The central focus of this book is strategy implementation. In particular, the book provides knowledge, insight, and analytical skills related to how a corporation’s senior executives design and implement the ongoing management systems that are used to plan and control the firm’s performance. Elements of management control systems include strategic planning; budgeting; resource allocation; performance measurement, evaluation, and reward; responsibility center allocation; and transfer pricing. The book builds on concepts from strategy, organizational behavior, human resources, and managerial accounting.

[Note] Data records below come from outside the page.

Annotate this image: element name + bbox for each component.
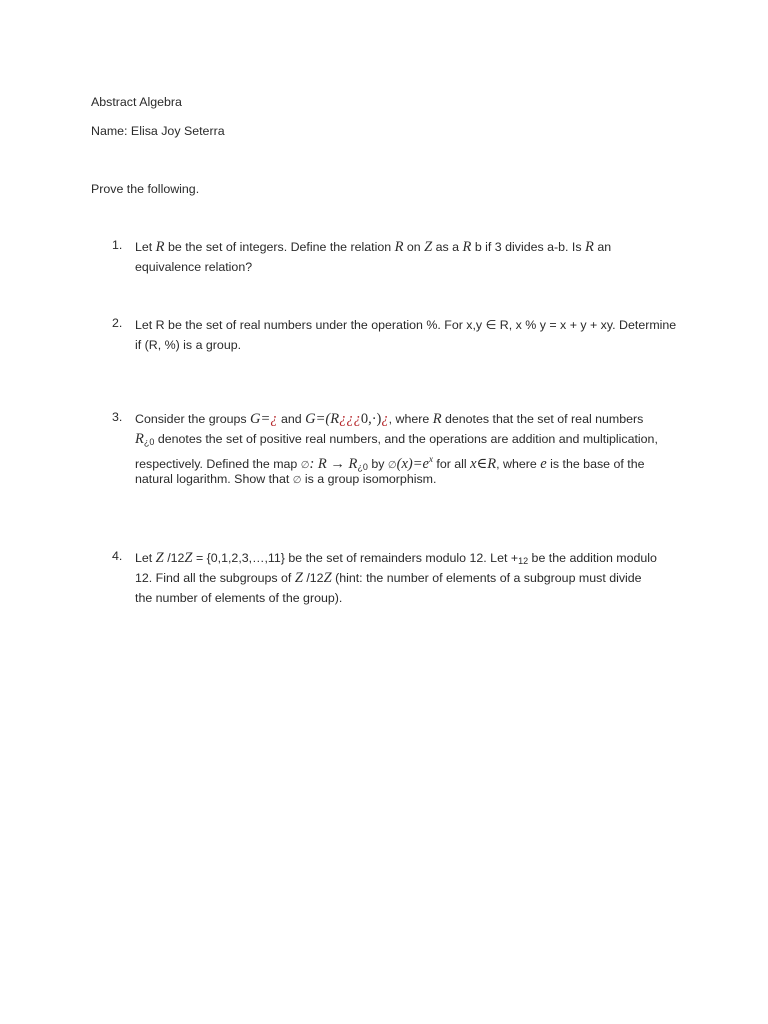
empty-set-symbol: ∅ (300, 460, 310, 471)
empty-set-symbol: ∅ (292, 475, 302, 486)
problem-body (135, 315, 695, 355)
problem-line: Let R be the set of integers. Define the relation R on Z as a R b if 3 divides a-b. Is R an (135, 239, 612, 255)
problem-line: the number of elements of the group). (135, 591, 343, 605)
instruction-text: Prove the following. (91, 182, 200, 196)
student-name: Name: Elisa Joy Seterra (91, 124, 225, 138)
problem-line: if (R, %) is a group. (135, 338, 242, 352)
empty-set-symbol: ∅ (387, 460, 397, 471)
problem-number: 3. (112, 410, 123, 424)
problem-line: Let R be the set of real numbers under the operation %. For x,y ∈ R, x % y = x + y + xy. Determine (135, 318, 677, 332)
problem-line: R¿0 denotes the set of positive real numbers, and the operations are addition and multiplication, (135, 431, 658, 447)
problem-line: natural logarithm. Show that ∅ is a group isomorphism. (135, 472, 437, 486)
problem-line: Consider the groups G=¿ and G=(R¿¿¿0,·)¿, where R denotes that the set of real numbers (135, 411, 644, 427)
problem-number: 2. (112, 316, 123, 330)
problem-body (135, 548, 695, 608)
problem-line: 12. Find all the subgroups of Z /12Z (hint: the number of elements of a subgroup must divide (135, 570, 642, 586)
problem-body (135, 237, 695, 277)
problem-line: Let Z /12Z = {0,1,2,3,…,11} be the set of remainders modulo 12. Let +12 be the addition modulo (135, 550, 657, 566)
course-title: Abstract Algebra (91, 95, 182, 109)
problem-number: 1. (112, 238, 123, 252)
problem-body (135, 409, 695, 489)
problem-line: respectively. Defined the map ∅: R → R¿0 by $\emptyset(x)=e^x$ for all x∈R, where e is the base of the (135, 454, 645, 472)
problem-line: equivalence relation? (135, 260, 253, 274)
problem-number: 4. (112, 549, 123, 563)
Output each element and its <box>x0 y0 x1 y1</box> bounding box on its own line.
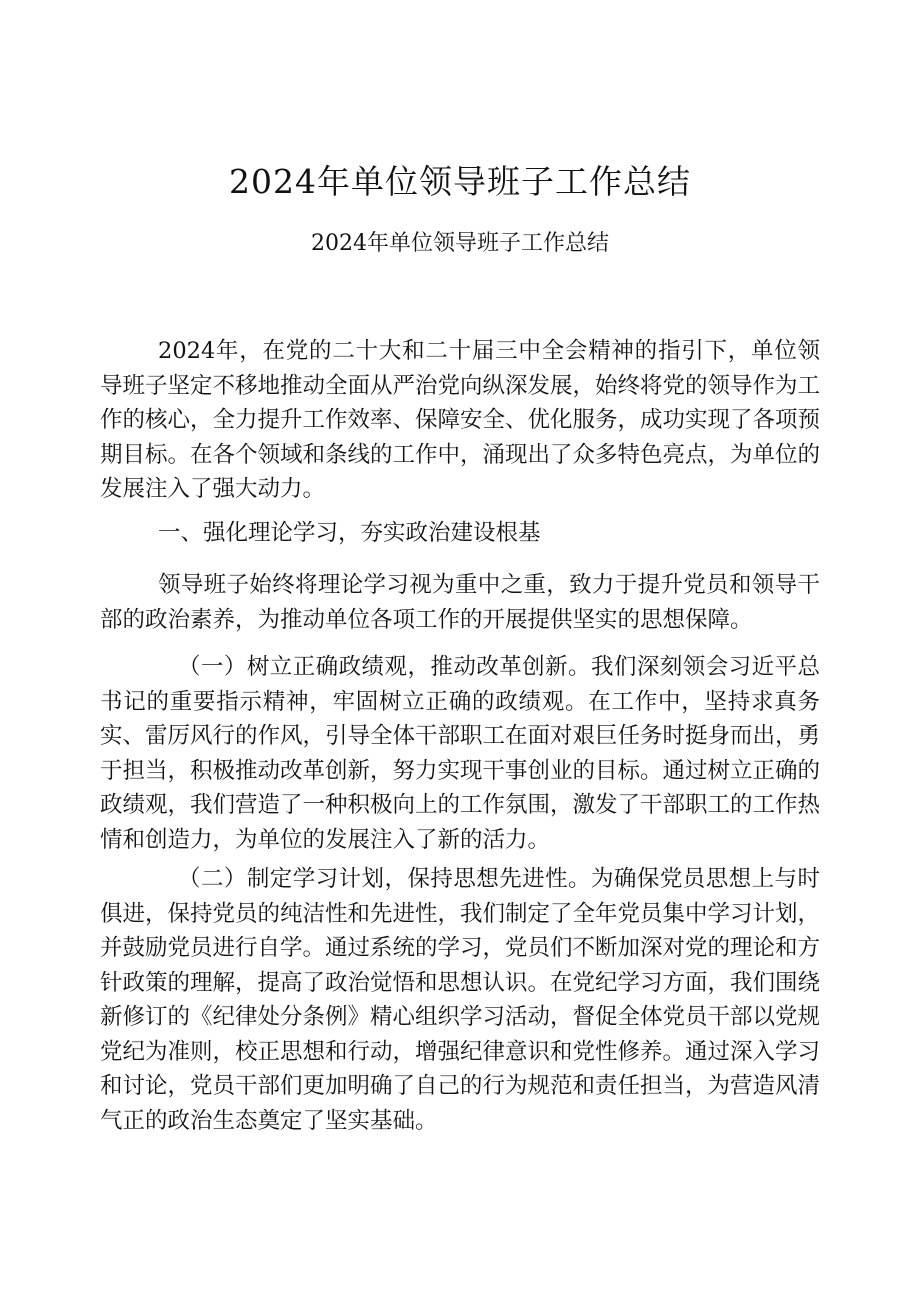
document-subtitle: 2024年单位领导班子工作总结 <box>311 231 609 256</box>
document-title: 2024年单位领导班子工作总结 <box>229 162 691 201</box>
item-two-paragraph: （二）制定学习计划，保持思想先进性。为确保党员思想上与时俱进，保持党员的纯洁性和先进性，我们制定了全年党员集中学习计划，并鼓励党员进行自学。通过系统的学习，党员们不断加深对党的理论和方针政策的理解，提高了政治觉悟和思想认识。在党纪学习方面，我们围绕新修订的《纪律处分条例》精心组织学习活动，督促全体党员干部以党规党纪为准则，校正思想和行动，增强纪律意识和党性修养。通过深入学习和讨论，党员干部们更加明确了自己的行为规范和责任担当，为营造风清气正的政治生态奠定了坚实基础。 <box>100 866 821 1134</box>
item-one-paragraph: （一）树立正确政绩观，推动改革创新。我们深刻领会习近平总书记的重要指示精神，牢固树立正确的政绩观。在工作中，坚持求真务实、雷厉风行的作风，引导全体干部职工在面对艰巨任务时挺身而出，勇于担当，积极推动改革创新，努力实现干事创业的目标。通过树立正确的政绩观，我们营造了一种积极向上的工作氛围，激发了干部职工的工作热情和创造力，为单位的发展注入了新的活力。 <box>100 654 821 853</box>
intro-paragraph: 2024年，在党的二十大和二十届三中全会精神的指引下，单位领导班子坚定不移地推动全面从严治党向纵深发展，始终将党的领导作为工作的核心，全力提升工作效率、保障安全、优化服务，成功实现了各项预期目标。在各个领域和条线的工作中，涌现出了众多特色亮点，为单位的发展注入了强大动力。 <box>100 338 821 502</box>
section-intro-paragraph: 领导班子始终将理论学习视为重中之重，致力于提升党员和领导干部的政治素养，为推动单位各项工作的开展提供坚实的思想保障。 <box>100 572 820 633</box>
section-heading: 一、强化理论学习，夯实政治建设根基 <box>158 520 541 546</box>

Management control is a must in any organization that practices decentralization. One view argues that management control systems must fit the firm’s strategy. This implies the strategy is first developed through a formal and rational process, and this strategy then dictates the design of the firm’s management systems. An alternative perspective is that strategies emerge through experimentation, which are influenced by the firm’s management systems. In this view, management control systems can affect the development of strategies. We will consider both points of view, as well as their implications in terms of the design and operation of management control systems. When firms operate in industry contexts where environmental changes are predictable, they can use a formal and rational process to develop the strategy first and then design management control systems to execute that strategy.
However, in a rapidly changing environment, it is difficult for a firm to formulate the strategy first and then design management systems to execute the chosen strategy. Perhaps in such contexts, strategies emerge through experimentation and ad hoc processes that are significantly influenced by the firm’s management control systems.